3Q09 exceeded expectations. Man Wah Holdings Ltd's (MWH) 3Q09 results exceeded our expectations with net profit growing 14.7% YoY to HK$56.2m on the back of a 29.9% growth in revenue to HK$522.3m. EPS came in at 8.43 HK cents vs. 7.35 HK cents a year ago. On a sequential basis, this represented a mild 1.0% growth in earnings accompanied by a 7.0% growth in sales. Excluding one-off gains, we estimate that earnings would have grown by a smaller 10.2% YoY. No dividends have been declared for the quarter.
Europe was the key sales driver. MWH continued to post robust growth across almost all its geographical segments, with Europe leading the way with a 65.4% YoY growth in sales. North America and China similarly performed well with sales growth of around 32%. China's sales growth was partly bolstered by the opening of 22 new Cheers stores during the quarter. Management intends to continue its retail expansion plans, albeit on a more cautious note, as the retail climate grows increasingly uncertain.
Watch out for declining ASP. Average selling prices (ASP) were flattish during the quarter, implying that volume growth was the group's key sales driver. Management warned of declining ASP in the coming quarters as intense competition and weak consumer spending have warranted extended periods of promotional discounts, and this could potentially hurt revenue if volume growth does not catch up with price declines.
Margins steady. 3Q09 gross profit margin held steady at 31.5% (vs. 31.1% in 3Q08), while net profit margin contracted by a slight 1.4ppt to 10.8%. Going forward, management is confident of maintaining its profit margins, given that declining raw materials cost will offset the fall in ASP. It has already seen a drop in raw materials cost, as reflected in the lower inventory levels in its balance sheet. Inventories fell from HK$220.4m in Mar 08 to HK$159.7m in Dec 08.

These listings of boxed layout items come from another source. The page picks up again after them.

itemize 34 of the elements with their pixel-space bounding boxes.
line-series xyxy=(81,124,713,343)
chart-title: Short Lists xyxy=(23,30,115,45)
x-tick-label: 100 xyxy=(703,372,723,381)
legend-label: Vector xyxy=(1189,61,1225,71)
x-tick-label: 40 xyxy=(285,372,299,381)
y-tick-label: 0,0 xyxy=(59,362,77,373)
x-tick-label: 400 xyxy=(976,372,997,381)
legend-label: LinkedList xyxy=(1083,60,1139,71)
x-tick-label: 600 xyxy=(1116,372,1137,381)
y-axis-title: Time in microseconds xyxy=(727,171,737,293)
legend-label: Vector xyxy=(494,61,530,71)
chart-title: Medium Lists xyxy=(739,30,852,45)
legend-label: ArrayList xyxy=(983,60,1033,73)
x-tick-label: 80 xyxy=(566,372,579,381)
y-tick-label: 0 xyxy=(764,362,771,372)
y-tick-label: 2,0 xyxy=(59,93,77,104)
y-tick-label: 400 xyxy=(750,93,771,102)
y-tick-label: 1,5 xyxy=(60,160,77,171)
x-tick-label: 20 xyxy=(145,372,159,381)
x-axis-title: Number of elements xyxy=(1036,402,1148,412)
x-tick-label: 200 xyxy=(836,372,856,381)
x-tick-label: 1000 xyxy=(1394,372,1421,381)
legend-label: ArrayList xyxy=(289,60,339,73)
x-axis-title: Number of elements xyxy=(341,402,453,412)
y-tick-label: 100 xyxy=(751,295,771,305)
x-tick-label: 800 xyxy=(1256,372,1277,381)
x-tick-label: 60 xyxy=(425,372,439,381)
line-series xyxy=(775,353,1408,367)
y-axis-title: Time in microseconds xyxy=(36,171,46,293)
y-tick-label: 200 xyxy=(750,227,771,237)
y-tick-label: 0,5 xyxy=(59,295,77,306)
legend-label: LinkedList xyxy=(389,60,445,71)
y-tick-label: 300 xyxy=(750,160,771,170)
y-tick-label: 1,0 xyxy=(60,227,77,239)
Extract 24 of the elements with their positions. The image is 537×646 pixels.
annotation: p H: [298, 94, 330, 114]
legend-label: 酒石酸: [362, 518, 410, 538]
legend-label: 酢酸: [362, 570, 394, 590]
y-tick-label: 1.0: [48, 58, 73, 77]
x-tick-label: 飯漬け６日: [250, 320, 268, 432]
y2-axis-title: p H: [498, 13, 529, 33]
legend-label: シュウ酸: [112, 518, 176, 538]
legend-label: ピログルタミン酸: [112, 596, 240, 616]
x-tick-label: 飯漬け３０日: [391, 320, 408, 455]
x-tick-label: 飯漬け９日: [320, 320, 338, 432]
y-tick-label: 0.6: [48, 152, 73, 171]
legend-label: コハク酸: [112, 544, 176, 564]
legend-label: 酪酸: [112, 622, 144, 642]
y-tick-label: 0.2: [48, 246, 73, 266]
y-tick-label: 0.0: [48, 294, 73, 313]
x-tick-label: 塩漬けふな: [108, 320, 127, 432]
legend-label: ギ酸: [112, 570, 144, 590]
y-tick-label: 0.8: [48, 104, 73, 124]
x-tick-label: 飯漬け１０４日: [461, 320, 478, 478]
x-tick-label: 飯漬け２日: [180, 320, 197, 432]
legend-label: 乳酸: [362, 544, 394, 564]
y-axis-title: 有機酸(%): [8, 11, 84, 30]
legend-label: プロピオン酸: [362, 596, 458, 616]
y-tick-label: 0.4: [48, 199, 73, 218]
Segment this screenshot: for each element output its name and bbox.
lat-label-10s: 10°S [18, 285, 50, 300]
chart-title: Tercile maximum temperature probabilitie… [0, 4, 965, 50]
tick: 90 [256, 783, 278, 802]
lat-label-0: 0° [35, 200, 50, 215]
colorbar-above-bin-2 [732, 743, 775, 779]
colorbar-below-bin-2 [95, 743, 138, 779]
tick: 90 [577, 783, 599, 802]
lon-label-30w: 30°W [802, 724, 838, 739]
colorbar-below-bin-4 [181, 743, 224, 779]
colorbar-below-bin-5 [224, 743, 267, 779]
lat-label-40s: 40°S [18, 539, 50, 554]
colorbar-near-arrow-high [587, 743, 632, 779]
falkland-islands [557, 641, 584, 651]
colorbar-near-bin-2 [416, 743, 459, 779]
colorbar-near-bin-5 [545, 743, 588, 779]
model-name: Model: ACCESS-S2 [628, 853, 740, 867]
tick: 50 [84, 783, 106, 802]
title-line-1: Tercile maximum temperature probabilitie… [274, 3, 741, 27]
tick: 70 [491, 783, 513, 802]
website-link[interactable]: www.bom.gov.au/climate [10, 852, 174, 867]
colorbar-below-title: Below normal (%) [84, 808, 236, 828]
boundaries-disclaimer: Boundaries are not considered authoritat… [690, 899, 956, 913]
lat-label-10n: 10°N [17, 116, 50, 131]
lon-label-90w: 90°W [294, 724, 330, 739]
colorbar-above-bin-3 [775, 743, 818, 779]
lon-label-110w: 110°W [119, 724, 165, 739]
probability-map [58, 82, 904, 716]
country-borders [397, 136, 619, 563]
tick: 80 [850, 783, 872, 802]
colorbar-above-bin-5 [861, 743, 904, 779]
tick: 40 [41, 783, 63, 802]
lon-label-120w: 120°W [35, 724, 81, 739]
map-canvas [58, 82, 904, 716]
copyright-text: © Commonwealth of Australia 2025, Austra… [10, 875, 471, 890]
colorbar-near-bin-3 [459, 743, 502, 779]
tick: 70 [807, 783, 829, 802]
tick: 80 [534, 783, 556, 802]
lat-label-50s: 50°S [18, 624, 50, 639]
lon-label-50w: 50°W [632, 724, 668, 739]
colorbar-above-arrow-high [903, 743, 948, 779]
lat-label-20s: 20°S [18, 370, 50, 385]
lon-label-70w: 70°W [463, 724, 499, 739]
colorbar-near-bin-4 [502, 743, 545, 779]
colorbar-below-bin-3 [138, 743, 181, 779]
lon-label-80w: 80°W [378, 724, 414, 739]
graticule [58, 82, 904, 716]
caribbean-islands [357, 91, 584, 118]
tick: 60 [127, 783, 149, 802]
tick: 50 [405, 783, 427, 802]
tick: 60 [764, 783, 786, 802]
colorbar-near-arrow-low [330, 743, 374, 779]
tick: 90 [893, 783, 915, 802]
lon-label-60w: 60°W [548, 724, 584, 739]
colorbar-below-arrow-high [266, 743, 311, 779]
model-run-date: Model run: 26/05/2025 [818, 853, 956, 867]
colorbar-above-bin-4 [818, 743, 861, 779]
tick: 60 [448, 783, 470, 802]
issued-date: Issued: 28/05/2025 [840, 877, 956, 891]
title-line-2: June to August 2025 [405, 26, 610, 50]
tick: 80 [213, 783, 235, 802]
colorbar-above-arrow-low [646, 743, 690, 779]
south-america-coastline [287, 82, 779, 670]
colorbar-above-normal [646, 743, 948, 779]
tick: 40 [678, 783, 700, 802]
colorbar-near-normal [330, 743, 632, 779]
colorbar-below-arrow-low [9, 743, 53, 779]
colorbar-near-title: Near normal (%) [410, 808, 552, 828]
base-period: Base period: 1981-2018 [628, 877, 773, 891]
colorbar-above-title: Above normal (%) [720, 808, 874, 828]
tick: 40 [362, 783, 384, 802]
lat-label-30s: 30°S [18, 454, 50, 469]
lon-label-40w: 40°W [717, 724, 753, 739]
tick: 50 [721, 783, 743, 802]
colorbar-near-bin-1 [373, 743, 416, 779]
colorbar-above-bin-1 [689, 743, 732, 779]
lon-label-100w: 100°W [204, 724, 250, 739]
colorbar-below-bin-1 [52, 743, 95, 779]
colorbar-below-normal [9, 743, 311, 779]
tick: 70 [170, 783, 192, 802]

No concrete acquisition plans, for now. Shareholders have voted against the acquisition of Famous Bedding due to its hefty price tag. While this acquisition has been abandoned for now, management indicated that they are on a continuous lookout for viable acquisitions. Moving forward, weak consumer discretionary spending globally brought on by the current recessionary environment and a lackluster property market could weigh on its outlook. We see no major share price drivers ahead and are suspending coverage on the stock.